Other issues that need to be tackled include breaking up what he termed “the corrupt nexus of big government, big business and big special interests,” as well as reforming immigration and providing more opportunities for the poor and middle class.

Lee said both Republicans and Democrats must be forced “to acknowledge there is another marriage debate in the country,” a reference to gay marriage. He said the plight of fatherless children, economic inequality and broken communities deserves just as much public attention.

The push for a new conservative reform agenda is the same message he delivered recently to the Heritage Foundation, a conservative Washington, D.C., think thank, in a speech described as conciliatory.

Lee even repeated lines from that speech titled, “What’s Next for Conservatives,” saying again Saturday that “frustration is not a platform. Anger is not an agenda. And outrage, as a habit, is not even conservative.”

He also said again that conservatism is “about inclusion. Successful political movements are about identifying converts, not heretics,” telling the largely enthusiastic audience, “this, too, is part of the challenge before us.”

Christopher Murphy, a political consultant and a county GOP chairman who traveled two hours from Missouri Valley, Iowa, to attend the banquet, said he appreciated Lee’s message.

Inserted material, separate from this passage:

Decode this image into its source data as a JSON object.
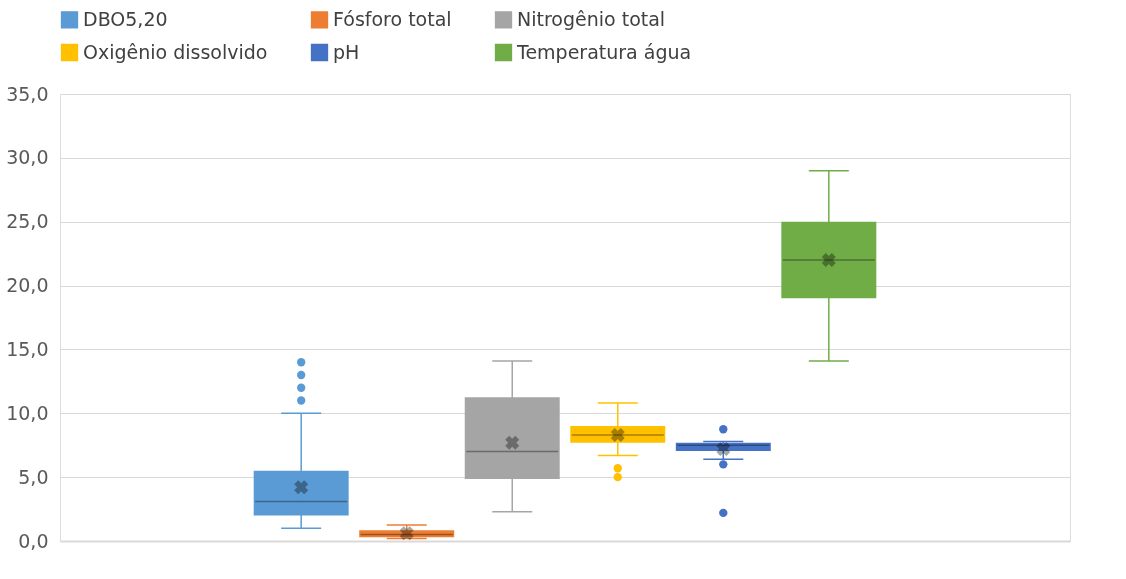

“What he is saying is that conservatives are what this country needs, but we have to sell it better,” Murphy said. “A lot of times, Republicans think they’re right on the issues and they don’t have to sell the issues.”

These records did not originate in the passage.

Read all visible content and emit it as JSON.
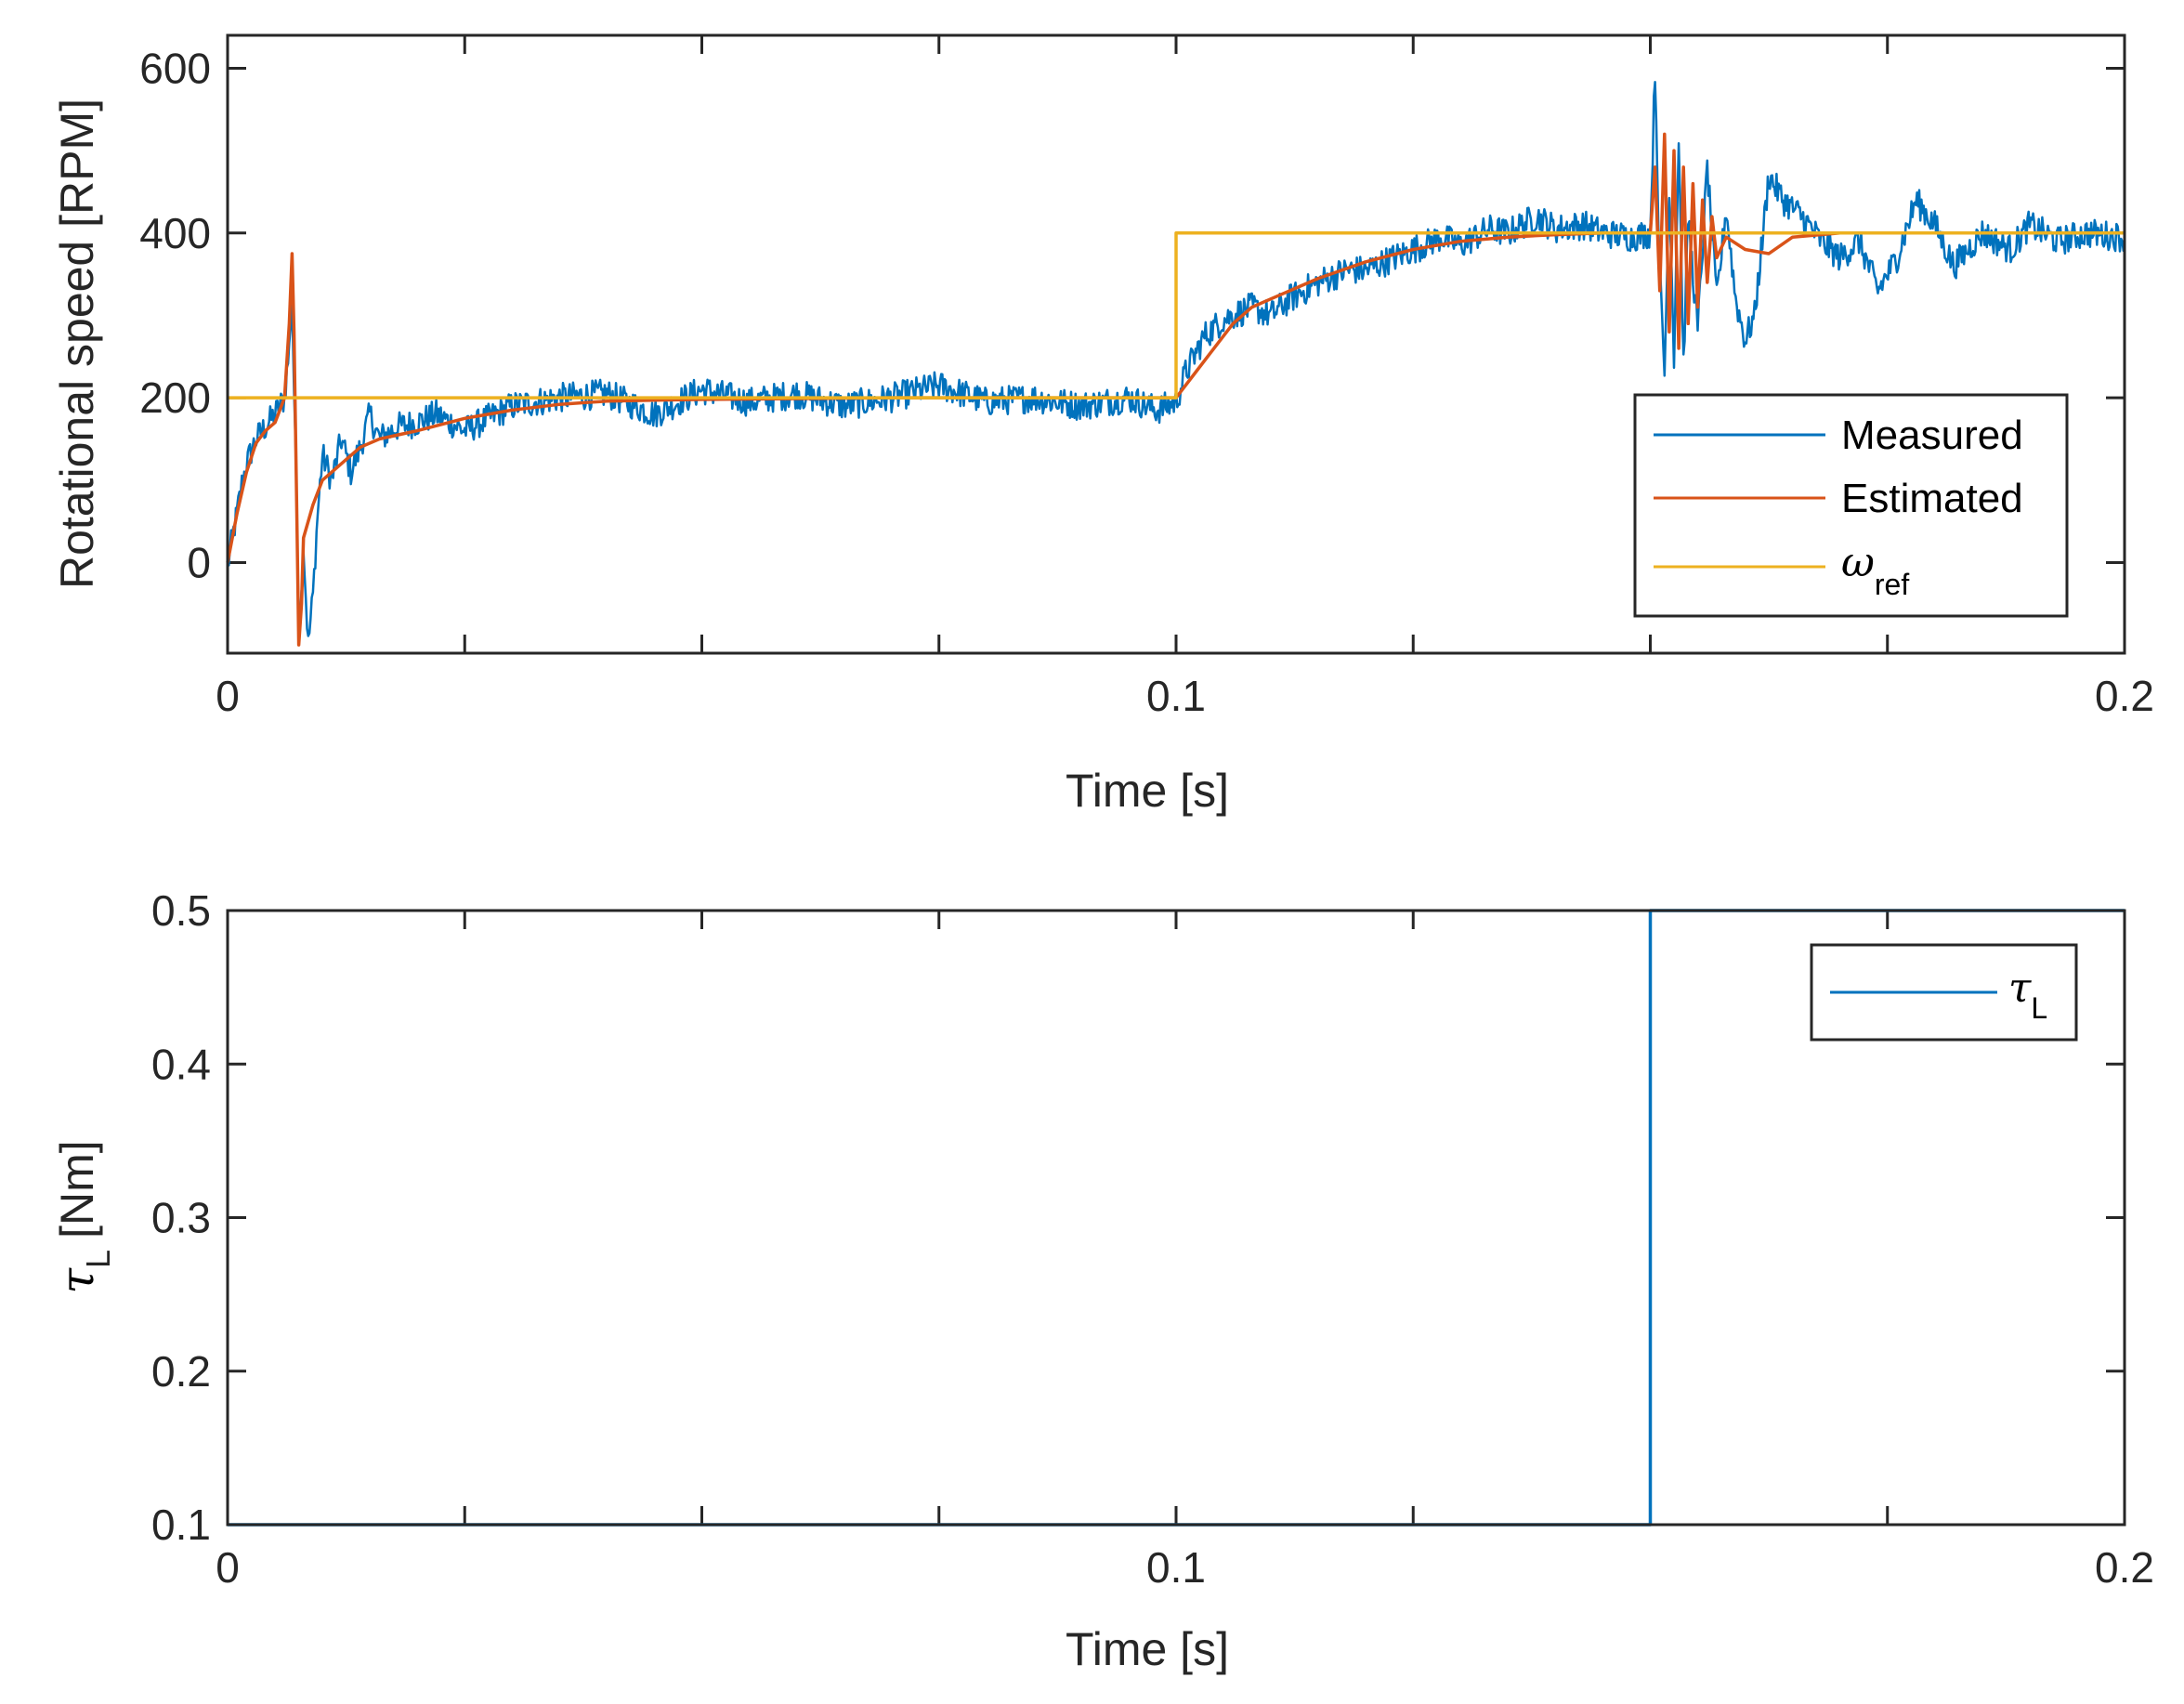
{
  "colors": {
    "measured": "#0072BD",
    "estimated": "#D95319",
    "reference": "#EDB120",
    "tau": "#0072BD",
    "axis": "#262626"
  },
  "chart_data": [
    {
      "type": "line",
      "title": "",
      "xlabel": "Time [s]",
      "ylabel": "Rotational speed [RPM]",
      "xlim": [
        0,
        0.2
      ],
      "ylim": [
        -110,
        640
      ],
      "x_ticks": [
        0,
        0.025,
        0.05,
        0.075,
        0.1,
        0.125,
        0.15,
        0.175,
        0.2
      ],
      "x_tick_labels": [
        {
          "value": 0,
          "label": "0"
        },
        {
          "value": 0.1,
          "label": "0.1"
        },
        {
          "value": 0.2,
          "label": "0.2"
        }
      ],
      "y_tick_labels": [
        {
          "value": 0,
          "label": "0"
        },
        {
          "value": 200,
          "label": "200"
        },
        {
          "value": 400,
          "label": "400"
        },
        {
          "value": 600,
          "label": "600"
        }
      ],
      "legend": {
        "placement": "bottom-right",
        "entries": [
          {
            "name": "Measured",
            "sub": ""
          },
          {
            "name": "Estimated",
            "sub": ""
          },
          {
            "name": "ω",
            "sub": "ref"
          }
        ]
      },
      "series": [
        {
          "name": "Measured",
          "x": [
            0,
            0.0005,
            0.001,
            0.0015,
            0.002,
            0.003,
            0.004,
            0.005,
            0.006,
            0.0065,
            0.0068,
            0.007,
            0.0073,
            0.0075,
            0.0078,
            0.008,
            0.0085,
            0.009,
            0.0095,
            0.01,
            0.011,
            0.012,
            0.013,
            0.014,
            0.015,
            0.016,
            0.018,
            0.02,
            0.022,
            0.025,
            0.03,
            0.035,
            0.04,
            0.045,
            0.05,
            0.055,
            0.06,
            0.065,
            0.07,
            0.075,
            0.08,
            0.085,
            0.09,
            0.095,
            0.098,
            0.1,
            0.101,
            0.103,
            0.105,
            0.108,
            0.11,
            0.112,
            0.115,
            0.118,
            0.12,
            0.123,
            0.125,
            0.128,
            0.13,
            0.133,
            0.135,
            0.138,
            0.14,
            0.143,
            0.145,
            0.148,
            0.15,
            0.1505,
            0.151,
            0.1515,
            0.152,
            0.1525,
            0.153,
            0.1535,
            0.154,
            0.155,
            0.156,
            0.157,
            0.158,
            0.159,
            0.16,
            0.161,
            0.1625,
            0.164,
            0.166,
            0.168,
            0.17,
            0.172,
            0.174,
            0.176,
            0.178,
            0.18,
            0.182,
            0.185,
            0.188,
            0.19,
            0.193,
            0.196,
            0.2
          ],
          "y": [
            -5,
            30,
            60,
            95,
            120,
            150,
            165,
            180,
            200,
            260,
            330,
            210,
            60,
            -60,
            -40,
            20,
            -100,
            -40,
            60,
            130,
            100,
            150,
            110,
            140,
            180,
            150,
            165,
            170,
            180,
            160,
            190,
            200,
            205,
            180,
            210,
            195,
            205,
            190,
            200,
            215,
            195,
            200,
            190,
            200,
            185,
            195,
            230,
            275,
            295,
            310,
            300,
            320,
            340,
            355,
            355,
            370,
            380,
            395,
            385,
            405,
            400,
            420,
            405,
            410,
            400,
            395,
            400,
            600,
            350,
            230,
            460,
            250,
            520,
            240,
            420,
            280,
            480,
            320,
            430,
            320,
            270,
            300,
            470,
            440,
            420,
            390,
            370,
            390,
            330,
            370,
            440,
            410,
            360,
            400,
            380,
            410,
            390,
            400,
            395
          ]
        },
        {
          "name": "Estimated",
          "x": [
            0,
            0.001,
            0.002,
            0.003,
            0.004,
            0.005,
            0.006,
            0.0065,
            0.0068,
            0.007,
            0.0073,
            0.0075,
            0.0078,
            0.008,
            0.009,
            0.01,
            0.012,
            0.014,
            0.016,
            0.018,
            0.02,
            0.025,
            0.03,
            0.035,
            0.04,
            0.045,
            0.05,
            0.06,
            0.07,
            0.08,
            0.09,
            0.1,
            0.102,
            0.104,
            0.106,
            0.108,
            0.11,
            0.115,
            0.12,
            0.125,
            0.13,
            0.135,
            0.14,
            0.145,
            0.15,
            0.1505,
            0.151,
            0.1515,
            0.152,
            0.1525,
            0.153,
            0.1535,
            0.154,
            0.1545,
            0.155,
            0.1555,
            0.156,
            0.1565,
            0.157,
            0.158,
            0.16,
            0.1625,
            0.165,
            0.17,
            0.175,
            0.18,
            0.19,
            0.2
          ],
          "y": [
            0,
            60,
            110,
            145,
            160,
            170,
            200,
            290,
            375,
            280,
            60,
            -100,
            -50,
            30,
            70,
            100,
            120,
            140,
            150,
            155,
            160,
            175,
            185,
            192,
            196,
            197,
            198,
            199,
            200,
            200,
            200,
            200,
            230,
            260,
            290,
            310,
            320,
            345,
            365,
            380,
            390,
            395,
            398,
            400,
            400,
            480,
            330,
            520,
            280,
            500,
            260,
            480,
            290,
            460,
            310,
            440,
            340,
            420,
            370,
            395,
            380,
            375,
            395,
            400,
            400,
            400,
            400,
            400
          ]
        },
        {
          "name": "ω_ref",
          "x": [
            0,
            0.1,
            0.1,
            0.2
          ],
          "y": [
            200,
            200,
            400,
            400
          ]
        }
      ]
    },
    {
      "type": "line",
      "title": "",
      "xlabel": "Time [s]",
      "ylabel": "[Nm]",
      "ylabel_symbol": "τ",
      "ylabel_sub": "L",
      "xlim": [
        0,
        0.2
      ],
      "ylim": [
        0.1,
        0.5
      ],
      "x_ticks": [
        0,
        0.025,
        0.05,
        0.075,
        0.1,
        0.125,
        0.15,
        0.175,
        0.2
      ],
      "x_tick_labels": [
        {
          "value": 0,
          "label": "0"
        },
        {
          "value": 0.1,
          "label": "0.1"
        },
        {
          "value": 0.2,
          "label": "0.2"
        }
      ],
      "y_tick_labels": [
        {
          "value": 0.1,
          "label": "0.1"
        },
        {
          "value": 0.2,
          "label": "0.2"
        },
        {
          "value": 0.3,
          "label": "0.3"
        },
        {
          "value": 0.4,
          "label": "0.4"
        },
        {
          "value": 0.5,
          "label": "0.5"
        }
      ],
      "legend": {
        "placement": "top-right",
        "entries": [
          {
            "name": "τ",
            "sub": "L"
          }
        ]
      },
      "series": [
        {
          "name": "τ_L",
          "x": [
            0,
            0.15,
            0.15,
            0.2
          ],
          "y": [
            0.1,
            0.1,
            0.5,
            0.5
          ]
        }
      ]
    }
  ]
}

That, he said, should not be tough for the tea party to take.

“They want to hear it,” Murphy said. “And they need to hear it.”

Vicki Crawford, a stay-at-home mom from Granger who calls herself a tea party follower and an evangelical Christian, had nothing but praise for Lee’s speech.

“I thought it was presidential,” Crawford said. “He had a very positive plan for how to turn things in the right direction. … But he did say we don’t stop fighting.”

University of Iowa political science professor Tim Hagle, an active Republican, said Lee may be attempting to offer himself as a leader who can take the tea party in a new direction.

“He might be saying, ‘Harness that energy, … harness that anger,’” Hagle said. “Put it in a new and productive direction, and be in that fight.”

Whether the tea party is ready to follow Lee remains to be seen, he said.

“A lot of tea party people are tired of what was termed the surrender caucus” in the GOP, Hagle said, and applauded Lee’s willingness to take on the establishment in a fight that led to the federal government shutdown and brought the nation close to default.

“That wasn’t the best thing,” Hagle said. “But it maybe got the base fired up. They key is, now can you redirect that?”

Kirk Jowers, head of the University of Utah’s Hinckley Institute of Politics and a Republican, welcomed Lee's talk of uniting the fractured party.

"If Mike Lee can help the tea partiers understand that winning elections is still important, he will do incredible service to them and to the Republicans," Jowers said.

Lee will also help himself politically, Jowers said.

"I think Sen. Lee realized that the government shutdown did not advance any productive outcomes," he said. "And fairly or not, he received the lion's share of blame for it, both locally and nationally, so it’s the right time for him to pivot and show he is trying to solve problems as well as be ideologically pure."